Combat psychologique intense entre 3 personnalités hors du commun, Foxcatcher n'est pas un film sportif. Loin de là. La lutte, ici, n'est que le prétexte, le théâtre d'un jeu plus viscéral et malsain qu'un simple sport ne le sera jamais.
Inspiré de faits réels, cette histoire relate la façon dont l'emprise d'un homme sur un autre peut entraîner des effets insoupçonnés. John Du Pont (Steve Carrell), riche héritier, veut concrétiser sa passion pour la lutte en ouvrant un centre d'entraînement qui, il l'espère, attirera les plus grands lutteurs du pays. Il invite Mark Schultz(Channing Tatum), récent médaillé d'or, à rejoindre son équipe en échange de quoi il sera nourri, logé, et blanchi. Schultz, qui regrette tous les jours que son sport ne soit pas plus reconnu par les USA, accepte sans broncher. Au contraire de son frère et entraîneur, Dave Schultz(Mark Ruffalo), qui préfère décliner l'invitation pour s'occuper de sa famille. S'en suit un véritable drame psychologique entre les trois personnages, arbitré par l'ombre toujours menaçante de la mère de Du Pont.
Miller parvient à tirer le meilleur de cette histoire qui aurait facilement pu tomber dans l'anecdotique. Non, ça n'est pas simplement un milliardaire excentrique et démentiel. Mark n'est pas non plus une simple victime, pas plus que son frère n'est exempt de reproche. Il fallait aller plus loin. Ne pas se contenter de raconter l'histoire qui a mené au drame final. Plutôt évoquer les personnages, leurs craintes et obsessions, leurs rancoeurs passées et présentes qui ont pu jouer au moment cruciaux. Plutôt s'attarder sur leurs échanges, potentiellement très significatifs. Pourquoi Du Pont dépense-t-il tant d'énergie à promouvoir un sport qu'il connaît finalement à peine? Pourquoi Mark Schultz est-il si seul et renfermé? Pourquoi Dave, pourtant définitif dans son refus initial, finit-il par accepter la proposition de Du Pont? Et quelle est cette mère à la robe rouge qu'on voit à peine mais qui n'en est pas moins omniprésente?

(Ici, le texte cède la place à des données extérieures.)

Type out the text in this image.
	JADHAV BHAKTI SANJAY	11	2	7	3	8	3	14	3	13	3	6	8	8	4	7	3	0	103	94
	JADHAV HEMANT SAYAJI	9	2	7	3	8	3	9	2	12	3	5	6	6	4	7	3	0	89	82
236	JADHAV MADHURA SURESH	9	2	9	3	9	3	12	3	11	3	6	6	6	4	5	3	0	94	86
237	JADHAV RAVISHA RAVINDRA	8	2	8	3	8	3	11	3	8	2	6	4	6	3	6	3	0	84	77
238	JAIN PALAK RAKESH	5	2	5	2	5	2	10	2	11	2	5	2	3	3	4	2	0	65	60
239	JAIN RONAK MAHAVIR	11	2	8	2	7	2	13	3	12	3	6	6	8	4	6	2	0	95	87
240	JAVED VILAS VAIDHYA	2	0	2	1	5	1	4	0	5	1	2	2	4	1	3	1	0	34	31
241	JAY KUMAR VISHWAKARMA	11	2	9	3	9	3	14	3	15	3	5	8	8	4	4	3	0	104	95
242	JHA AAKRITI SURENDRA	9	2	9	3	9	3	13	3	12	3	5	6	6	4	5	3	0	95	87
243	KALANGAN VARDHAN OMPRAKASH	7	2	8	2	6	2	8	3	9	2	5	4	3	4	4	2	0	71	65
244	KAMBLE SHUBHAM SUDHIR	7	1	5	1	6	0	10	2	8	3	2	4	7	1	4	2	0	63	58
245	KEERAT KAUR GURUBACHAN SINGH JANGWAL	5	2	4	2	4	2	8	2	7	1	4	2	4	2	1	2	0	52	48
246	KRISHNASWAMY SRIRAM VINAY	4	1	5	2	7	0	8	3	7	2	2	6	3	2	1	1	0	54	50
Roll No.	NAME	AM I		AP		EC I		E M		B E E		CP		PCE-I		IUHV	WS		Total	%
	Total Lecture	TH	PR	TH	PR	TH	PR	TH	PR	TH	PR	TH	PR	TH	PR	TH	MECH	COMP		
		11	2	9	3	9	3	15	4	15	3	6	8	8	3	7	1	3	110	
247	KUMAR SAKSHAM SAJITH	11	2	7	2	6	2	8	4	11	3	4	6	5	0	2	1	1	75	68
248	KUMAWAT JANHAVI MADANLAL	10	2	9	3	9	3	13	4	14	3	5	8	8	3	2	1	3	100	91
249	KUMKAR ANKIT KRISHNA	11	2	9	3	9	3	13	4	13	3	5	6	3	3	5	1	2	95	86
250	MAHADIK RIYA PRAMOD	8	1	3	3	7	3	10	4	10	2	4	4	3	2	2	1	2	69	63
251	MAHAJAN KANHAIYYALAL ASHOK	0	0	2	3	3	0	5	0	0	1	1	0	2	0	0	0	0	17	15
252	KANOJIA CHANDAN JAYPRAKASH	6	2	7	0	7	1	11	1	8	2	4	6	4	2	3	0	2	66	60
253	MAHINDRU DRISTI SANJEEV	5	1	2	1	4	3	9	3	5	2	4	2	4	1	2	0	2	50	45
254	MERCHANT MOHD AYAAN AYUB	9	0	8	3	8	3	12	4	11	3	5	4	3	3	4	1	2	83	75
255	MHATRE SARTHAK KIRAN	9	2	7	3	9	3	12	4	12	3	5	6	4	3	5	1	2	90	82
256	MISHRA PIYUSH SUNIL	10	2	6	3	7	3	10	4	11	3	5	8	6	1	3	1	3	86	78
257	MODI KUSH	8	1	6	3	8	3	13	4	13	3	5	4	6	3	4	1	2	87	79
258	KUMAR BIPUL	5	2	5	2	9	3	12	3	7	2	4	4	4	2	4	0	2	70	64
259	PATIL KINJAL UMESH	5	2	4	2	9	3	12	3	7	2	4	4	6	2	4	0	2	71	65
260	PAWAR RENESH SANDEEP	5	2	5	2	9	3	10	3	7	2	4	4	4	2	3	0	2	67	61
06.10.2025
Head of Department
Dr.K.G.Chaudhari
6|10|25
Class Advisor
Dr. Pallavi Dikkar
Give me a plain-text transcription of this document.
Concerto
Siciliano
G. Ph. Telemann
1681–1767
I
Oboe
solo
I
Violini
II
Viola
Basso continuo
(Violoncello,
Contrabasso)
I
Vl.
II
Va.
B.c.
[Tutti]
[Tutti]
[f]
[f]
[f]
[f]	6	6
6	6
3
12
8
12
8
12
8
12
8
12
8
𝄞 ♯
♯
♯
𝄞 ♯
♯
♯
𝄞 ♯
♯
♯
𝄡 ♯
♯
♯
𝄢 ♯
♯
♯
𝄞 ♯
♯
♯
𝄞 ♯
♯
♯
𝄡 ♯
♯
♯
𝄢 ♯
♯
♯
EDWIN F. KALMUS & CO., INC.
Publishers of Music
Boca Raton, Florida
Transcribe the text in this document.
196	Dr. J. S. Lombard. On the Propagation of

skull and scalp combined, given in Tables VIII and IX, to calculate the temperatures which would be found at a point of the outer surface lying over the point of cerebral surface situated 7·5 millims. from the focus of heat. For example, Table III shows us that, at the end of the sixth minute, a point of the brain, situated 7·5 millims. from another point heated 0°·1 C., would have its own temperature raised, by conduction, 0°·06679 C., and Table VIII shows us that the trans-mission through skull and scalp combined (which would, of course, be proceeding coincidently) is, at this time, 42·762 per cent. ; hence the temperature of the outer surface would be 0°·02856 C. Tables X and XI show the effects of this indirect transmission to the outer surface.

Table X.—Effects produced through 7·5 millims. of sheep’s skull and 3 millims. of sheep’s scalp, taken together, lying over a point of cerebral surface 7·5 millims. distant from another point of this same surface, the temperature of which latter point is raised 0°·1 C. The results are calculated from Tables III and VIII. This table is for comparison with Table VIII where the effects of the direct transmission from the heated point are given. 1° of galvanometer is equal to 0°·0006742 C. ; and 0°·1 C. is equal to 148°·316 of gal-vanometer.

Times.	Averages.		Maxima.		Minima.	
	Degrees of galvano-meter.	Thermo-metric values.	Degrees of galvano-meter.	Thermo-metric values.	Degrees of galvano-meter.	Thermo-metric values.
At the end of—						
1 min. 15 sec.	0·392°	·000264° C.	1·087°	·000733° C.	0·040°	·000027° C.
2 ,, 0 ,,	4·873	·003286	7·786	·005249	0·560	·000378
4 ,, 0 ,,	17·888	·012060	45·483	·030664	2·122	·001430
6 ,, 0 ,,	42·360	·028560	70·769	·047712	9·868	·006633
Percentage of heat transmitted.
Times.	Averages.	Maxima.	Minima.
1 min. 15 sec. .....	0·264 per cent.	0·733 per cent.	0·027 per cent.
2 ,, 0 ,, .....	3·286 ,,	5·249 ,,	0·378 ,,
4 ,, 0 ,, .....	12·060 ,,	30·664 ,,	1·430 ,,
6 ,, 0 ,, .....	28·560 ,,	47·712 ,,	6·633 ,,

A travers une direction artistique époustouflante de naturel, qui repose aussi, il faut le dire, sur des acteurs extrêmement talentueux (mention spéciale à Steve Carrell, bluffant), Bennett Miller insuffle de la puissance aux dialogues. Ces derniers sont brefs, entrecoupés de nombreux silences significatifs, filmés sans fioritures, dans une mise en scène élaguée, purifiée, allant droit à l'essence même des relations humaines. Certaines scènes sont fortes et restent à l'esprit des jours après le visionnage (je pense particulièrement à celle où la mère vient enfin voir ce que son fils prétend avoir accompli - d'une violence psychologique inouïe). Tout est dans l'évocation, jamais la démonstration
(la relation homosexuelle entre Mark et John? Certainement, mais elle ne méritait pas plus que ces 2-3 minutes - l'essentiel est ailleurs ici)
Ce qui pêche, c'est le rythme et le montage. Même si certaines scènes méritaient des plans-séquences, le film aurait peut-être gagné à en réduire d'autres, et même à en supprimer. Car il est difficile de tenir la longueur du film. N'allez surtout pas le voir si vous n'êtes pas assez en forme pour rester hyper concentré pendant 2h: votre attention sera mise à rude épreuve, et plus d'une fois. C'est le revers d'un film à portraits, et sans véritable récit. Mais je pense que c'est également le signe d'un montage trop évasif.
A l'heure où j'écris cette critique, plusieurs jours après le visionnage, j'ai encore à l'esprit quelques plans du film, ainsi que l'atmosphère général qui s'en dégage. Foxcatcher est un film à la puissance évocatrice ébouriffante.